Il primo giorno lo spendo completamente al Museo: inenarrabile... non si può spiegare cosa si può provare vedendo quanto avanzati erano e quante cose stupende ci sono: dai gioielli in oro, argento, filigrana, ai papiri che contengono scritti e disegni con colori stupendi e modernissimi, di quasi cinquemila anni fa!
Una delle cose che mi colpisce di più è l'interno dei sarcofagi, tutto completa­mente dipinto e scritto, con i racconti della vita del morto. Per non parlare della maschera di Tutankhamon e dei suoi gioielli...
Mi avevano detto che in due ore il Museo si visita: dopo quattro ore, penso che dovrei tornarci per rivederlo meglio!

Una parola sulla nazione Egitto. Pochissimi giorni prima del mio passaggio, ve­nerdì 29 giugno, il paese era ancora in bilico, politicamente ed istituzionalmen­te: la Corte di Cassazione aveva sciolto il Parlamento, eletto con norme non co­stituzionali, dopo la "primavera", i militari pensavano di riuscire a tornare al potere ed il popolo era di nuovo sceso in piazza minacciando di riprendere a combattere. Domenica 1 luglio viene dichiarato Presidente Morsi, capo dei "Fratelli Musulmani", una volta estremisti islamici, ora moderati: questa elezio­ne è una liberazione definitiva dal potere dei militari. Morsi annuncia subito il desiderio di una rappacificazione politica ed anche religiosa, soprattutto verso cristiani e copti. Questo fa sì che anche chi ha votato per Safiq, l'ex-delfino di Moubarak, non possa non essere d'accordo, e quindi la situazione si stabilizza. Per quanto riguarda il Parlamento ci sono ancora attriti istituzionali, ma si risolveranno con nuove elezioni. Diamo tempo al tempo!

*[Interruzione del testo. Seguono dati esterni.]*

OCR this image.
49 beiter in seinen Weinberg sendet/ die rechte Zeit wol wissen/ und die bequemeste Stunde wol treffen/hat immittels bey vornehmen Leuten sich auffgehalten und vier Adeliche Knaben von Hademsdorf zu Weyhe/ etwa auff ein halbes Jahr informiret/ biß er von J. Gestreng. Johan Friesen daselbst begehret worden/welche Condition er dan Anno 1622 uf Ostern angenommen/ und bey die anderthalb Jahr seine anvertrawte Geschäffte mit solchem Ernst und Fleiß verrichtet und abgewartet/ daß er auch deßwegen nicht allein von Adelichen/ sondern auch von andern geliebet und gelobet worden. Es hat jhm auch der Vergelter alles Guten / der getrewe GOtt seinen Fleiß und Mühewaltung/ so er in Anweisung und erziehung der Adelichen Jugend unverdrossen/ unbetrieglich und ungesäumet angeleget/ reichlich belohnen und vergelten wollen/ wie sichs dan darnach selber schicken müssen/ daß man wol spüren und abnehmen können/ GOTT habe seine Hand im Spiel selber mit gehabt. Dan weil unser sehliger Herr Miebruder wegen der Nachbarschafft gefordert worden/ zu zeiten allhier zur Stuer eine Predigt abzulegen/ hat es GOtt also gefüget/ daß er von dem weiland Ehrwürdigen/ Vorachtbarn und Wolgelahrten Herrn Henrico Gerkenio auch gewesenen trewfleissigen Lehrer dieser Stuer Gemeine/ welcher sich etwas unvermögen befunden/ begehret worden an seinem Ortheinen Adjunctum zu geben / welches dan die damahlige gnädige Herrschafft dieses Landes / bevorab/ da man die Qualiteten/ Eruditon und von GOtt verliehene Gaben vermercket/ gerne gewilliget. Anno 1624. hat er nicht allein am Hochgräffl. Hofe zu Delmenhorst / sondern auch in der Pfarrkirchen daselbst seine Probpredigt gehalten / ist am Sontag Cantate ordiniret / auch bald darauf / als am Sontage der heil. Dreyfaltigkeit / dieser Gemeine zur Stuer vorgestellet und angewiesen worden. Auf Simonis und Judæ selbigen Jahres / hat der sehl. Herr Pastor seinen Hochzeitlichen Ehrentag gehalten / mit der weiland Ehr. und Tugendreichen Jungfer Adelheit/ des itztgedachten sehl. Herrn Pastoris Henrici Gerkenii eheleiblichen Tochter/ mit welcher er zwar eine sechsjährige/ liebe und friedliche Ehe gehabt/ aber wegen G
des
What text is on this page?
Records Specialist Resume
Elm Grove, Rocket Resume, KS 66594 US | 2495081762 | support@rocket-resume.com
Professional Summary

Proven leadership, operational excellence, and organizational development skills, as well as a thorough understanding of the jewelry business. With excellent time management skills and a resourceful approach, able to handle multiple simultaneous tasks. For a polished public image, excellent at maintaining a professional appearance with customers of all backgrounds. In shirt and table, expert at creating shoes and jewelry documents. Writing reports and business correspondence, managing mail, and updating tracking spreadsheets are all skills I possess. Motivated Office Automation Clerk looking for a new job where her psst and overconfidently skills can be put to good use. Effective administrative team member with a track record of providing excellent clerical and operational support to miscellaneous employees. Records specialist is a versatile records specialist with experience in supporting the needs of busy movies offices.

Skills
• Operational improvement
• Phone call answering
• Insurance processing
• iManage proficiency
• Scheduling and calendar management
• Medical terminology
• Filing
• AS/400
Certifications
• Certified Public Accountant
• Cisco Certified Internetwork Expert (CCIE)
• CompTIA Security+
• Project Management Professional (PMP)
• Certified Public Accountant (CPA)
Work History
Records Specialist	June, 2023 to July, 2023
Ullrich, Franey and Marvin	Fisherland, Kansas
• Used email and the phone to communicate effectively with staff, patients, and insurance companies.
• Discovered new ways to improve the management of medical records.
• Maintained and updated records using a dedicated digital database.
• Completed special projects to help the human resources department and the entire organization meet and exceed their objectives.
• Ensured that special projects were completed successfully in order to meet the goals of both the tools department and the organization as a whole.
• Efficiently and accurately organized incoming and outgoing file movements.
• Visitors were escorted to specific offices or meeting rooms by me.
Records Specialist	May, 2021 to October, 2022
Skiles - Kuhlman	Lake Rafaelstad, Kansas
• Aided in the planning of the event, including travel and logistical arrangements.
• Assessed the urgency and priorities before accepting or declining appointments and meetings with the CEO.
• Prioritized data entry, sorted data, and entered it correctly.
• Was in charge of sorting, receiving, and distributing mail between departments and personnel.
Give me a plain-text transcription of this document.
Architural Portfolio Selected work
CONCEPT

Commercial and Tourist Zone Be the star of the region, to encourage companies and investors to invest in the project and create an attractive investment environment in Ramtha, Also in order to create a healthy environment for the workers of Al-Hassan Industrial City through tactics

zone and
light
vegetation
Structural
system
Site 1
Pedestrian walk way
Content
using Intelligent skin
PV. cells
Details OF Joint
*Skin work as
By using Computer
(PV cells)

La gente in giro per Il Cairo è tantissima, soprattutto nelle ore serali, quando cala un po' la temperatura e l'aria è più vivibile: famiglie intere in giro per fare shopping, giovani seduti nei bar davanti a succhi di frutta e "coca-cola", perché qui gli alcoolici sono vietati. Si vede nella gente la gioia di una serenità ritrova­ta. E le persone con cui parlo, di diverso orientamento politico, sono tutte con­cordi: "ora la difficile e pesante dittatura di Moubarak è finita! Dobbiamo pen­sare al futu­ro".
Venerdì è il giorno in cui, dopo le cerimonie religiose dei musulmani, in tutti i paesi arabi c'è il rischio di qualche manifestazione, politica o religiosa, pro o contro gli avversari. Questo venerdì invece comincia tardi, dopo le 10, e la città si anima gradualmente. Solo nel pomeriggio, dopo essere andato a visitare una bella moschea del centro ed aver pregato per la pace tra i popoli e le religioni, vado a piazza Tahrir (piazza del­la Liberazione): qui sono radunati gruppetti di persone che tengono qualche piccolo comizio, ma niente di anormale.

Ed è bellissimo vedere la piazza piena di ban­carelle che vendono la bandiera egiziana (come succede da noi quando c'è qualche partita di calcio...) e le t-shirt con l'immagine di Morsi o di Safiq (da noi siamo rimasti al "Che", che è sempre meglio di Silvio o di Bersani o di Casini!): credo che questo sia da con­siderarsi il "termometro" della raggiunta libertà e della nuova maturità politica.